The diameter of a car's tire is 60cm. While the car is being driven, the tire picks up a nail. At what times in two complete cycles is the nail at a height of 1cm above the ground.
So far, I have calculated the circumference of the wheel (188.5) and I do not know the next step.
This is pretty "advanced" stuff
Your nail traces out a cycloid, the
equation of that path can be written as
parametric equations
x=r(t−sint)
y=r(1−cost) , where t is the angle of rotation, and r is the radius
What level of math is this ?
http://mathworld.wolfram.com/Cycloid.html
Grade 11 Unversity Functions.
The question was part of the final "Thinking" category for our periodic functions test.
To find the times when the nail is at a height of 1cm above the ground, we can use the fact that the height of the nail will repeat every time the tire completes one full rotation.
Since the diameter of the tire is 60cm, the radius (r) would be half of that, which is 30cm.
The circumference of a circle is calculated using the formula: C = 2πr.
So, the circumference of the tire is:
C = 2π(30)
C = 60π cm
Now, we need to find the time it takes for the tire to complete one full rotation. Let's assume the car is traveling at a constant speed.
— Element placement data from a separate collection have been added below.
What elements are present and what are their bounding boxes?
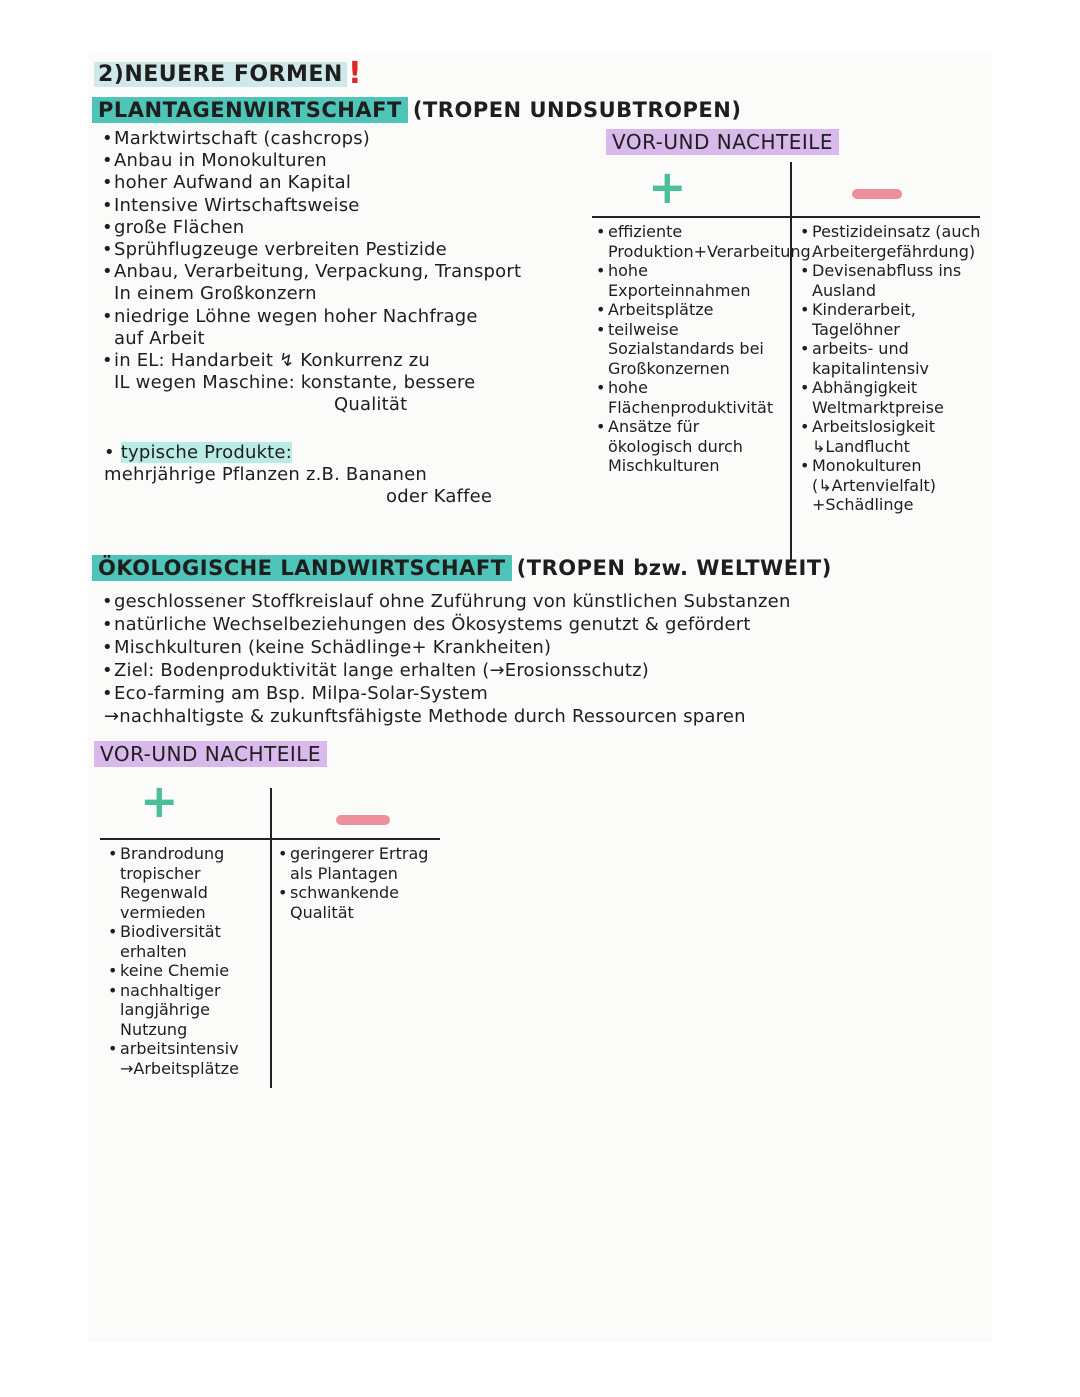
list-item: • geringerer Ertrag als Plantagen: [280, 844, 452, 883]
organic-title: [92, 556, 832, 580]
list-item: • Intensive Wirtschaftsweise: [104, 195, 594, 217]
list-item: →nachhaltigste & zukunftsfähigste Methode durch Ressourcen sparen: [104, 706, 746, 727]
list-item: • Ansätze für ökologisch durch Mischkulturen: [598, 417, 786, 476]
list-item: In einem Großkonzern: [114, 283, 317, 305]
exclamation-mark: !: [348, 56, 362, 91]
typical-products: • typische Produkte: mehrjährige Pflanzen z.B. Bananen oder Kaffee: [104, 442, 574, 508]
list-item: IL wegen Maschine: konstante, bessere: [114, 372, 476, 394]
list-item: • effiziente Produktion+Verarbeitung: [598, 222, 786, 261]
list-item: • teilweise Sozialstandards bei Großkonzernen: [598, 320, 786, 379]
list-item: • hohe Flächenproduktivität: [598, 378, 786, 417]
list-item: • große Flächen: [104, 217, 594, 239]
list-item: • natürliche Wechselbeziehungen des Ökosystems genutzt & gefördert: [104, 613, 984, 636]
plantation-title: [92, 98, 741, 122]
typical-products-label: typische Produkte:: [120, 442, 292, 463]
list-item: • keine Chemie: [110, 961, 266, 981]
list-item: • Mischkulturen (keine Schädlinge+ Krankheiten): [104, 636, 984, 659]
list-item: • Anbau, Verarbeitung, Verpackung, Transport: [104, 261, 594, 283]
list-item: • Anbau in Monokulturen: [104, 150, 594, 172]
minus-icon: [336, 810, 390, 829]
list-item: Qualität: [334, 394, 408, 416]
list-item: • Sprühflugzeuge verbreiten Pestizide: [104, 239, 594, 261]
list-item: • niedrige Löhne wegen hoher Nachfrage: [104, 306, 594, 328]
proscons-horizontal-divider: [592, 216, 980, 218]
organic-cons: [280, 844, 452, 922]
list-item: • arbeitsintensiv →Arbeitsplätze: [110, 1039, 266, 1078]
list-item: • Biodiversität erhalten: [110, 922, 266, 961]
list-item: • Brandrodung tropischer Regenwald vermieden: [110, 844, 266, 922]
organic-title-text: ÖKOLOGISCHE LANDWIRTSCHAFT: [92, 555, 512, 581]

If we know the speed of the car, we can calculate the time it takes to complete one revolution.
Let's say the speed of the car is v meters per second.
The formula to find the time (t) it takes for an object to travel a certain distance (d) at a constant speed (v) is: t = d/v.
In this case, the distance is the circumference of the tire and the speed is the distance traveled per unit time.
So, the time it takes to complete one full rotation is:
t = (60π cm)/(v cm/s)
t = (60π)/v s
Now, to find the times when the nail is at a height of 1cm above the ground, we need to find the values of t when the height repeats.
Since the height repeats every one full rotation, the nail will be at a height of 1cm above the ground at time t = n * (60π)/v, where n is any integer.
For example, if n = 0, the nail will be at a height of 1cm above the ground at the start of the cycle. And if n = 2, the nail will be at the same height after two complete cycles.
So, to find the times in two complete cycles when the nail is at a height of 1cm above the ground, you can plug in the value of n and calculate the corresponding time using the formula t = n * (60π)/v.
Note: To calculate the exact values of t, you would need to know the speed of the car (v). Without that information, you can express the times as a multiple of (60π)/v.
To find the times when the nail on the tire is at a height of 1cm above the ground, we need to consider the relationship between the height of the nail and the position of the tire as it rotates.
Since you have already calculated the circumference of the wheel, which is 188.5 cm, we can use this value to determine how far the tire travels in one complete cycle.
To find the distance the tire travels in one rotation, we use the formula:
Distance = Circumference × Number of rotations
In this case, the number of rotations is 1, so the distance traveled in one cycle is equal to the circumference, which is 188.5 cm.
Now, to determine the times when the nail is at a height of 1cm above the ground, we need to analyze the relationship between the height of the nail and the distance traveled by the tire.
Let's assume that the nail starts at the very bottom of the tire (height = 0cm) when the car begins moving. As the car moves forward, the nail will gradually rise until it reaches the topmost point of the tire (height = diameter = 60cm), and then it will start descending again.
We want to find the times when the nail is at a height of 1cm above the ground. To do this, we need to determine how many times the nail's height goes from below 1cm to above 1cm in one complete cycle.
Since the diameter of the tire is 60cm, the highest point of the tire is 60cm above the ground. For the nail to be 1cm above the ground, it has to be at a height of 61cm.
Now, let's look at how many times the nail's height goes from below 1cm to above 1cm in one complete cycle. This happens twice: once when the nail first reaches a height of 1cm during its ascent, and again when it reaches a height of 1cm during its descent.
To calculate the times at which this occurs, we divide the total distance traveled in one complete cycle (188.5 cm) by the distance traveled between each occurrence of the nail's height crossing 1cm (which is 60cm, as it covers the distance from a height below 1cm to above 1cm).
So, the times at which the nail is at a height of 1cm above the ground in two complete cycles would be:
Time 1: when the nail reaches 1cm during its first ascent
Time 2: when the nail reaches 1cm during its first descent
Time 3: when the nail reaches 1cm during its second ascent
Time 4: when the nail reaches 1cm during its second descent
To find the exact times, you would need to measure the time it takes for the tire to complete one full rotation and divide it by four, since there are four occurrences of the nail reaching a height of 1cm.
Note: The speeds at which the car is driven would affect how long it takes for the nail to reach 1cm above the ground, but the concept of dividing the distance traveled by the distance between the occurrences remains the same.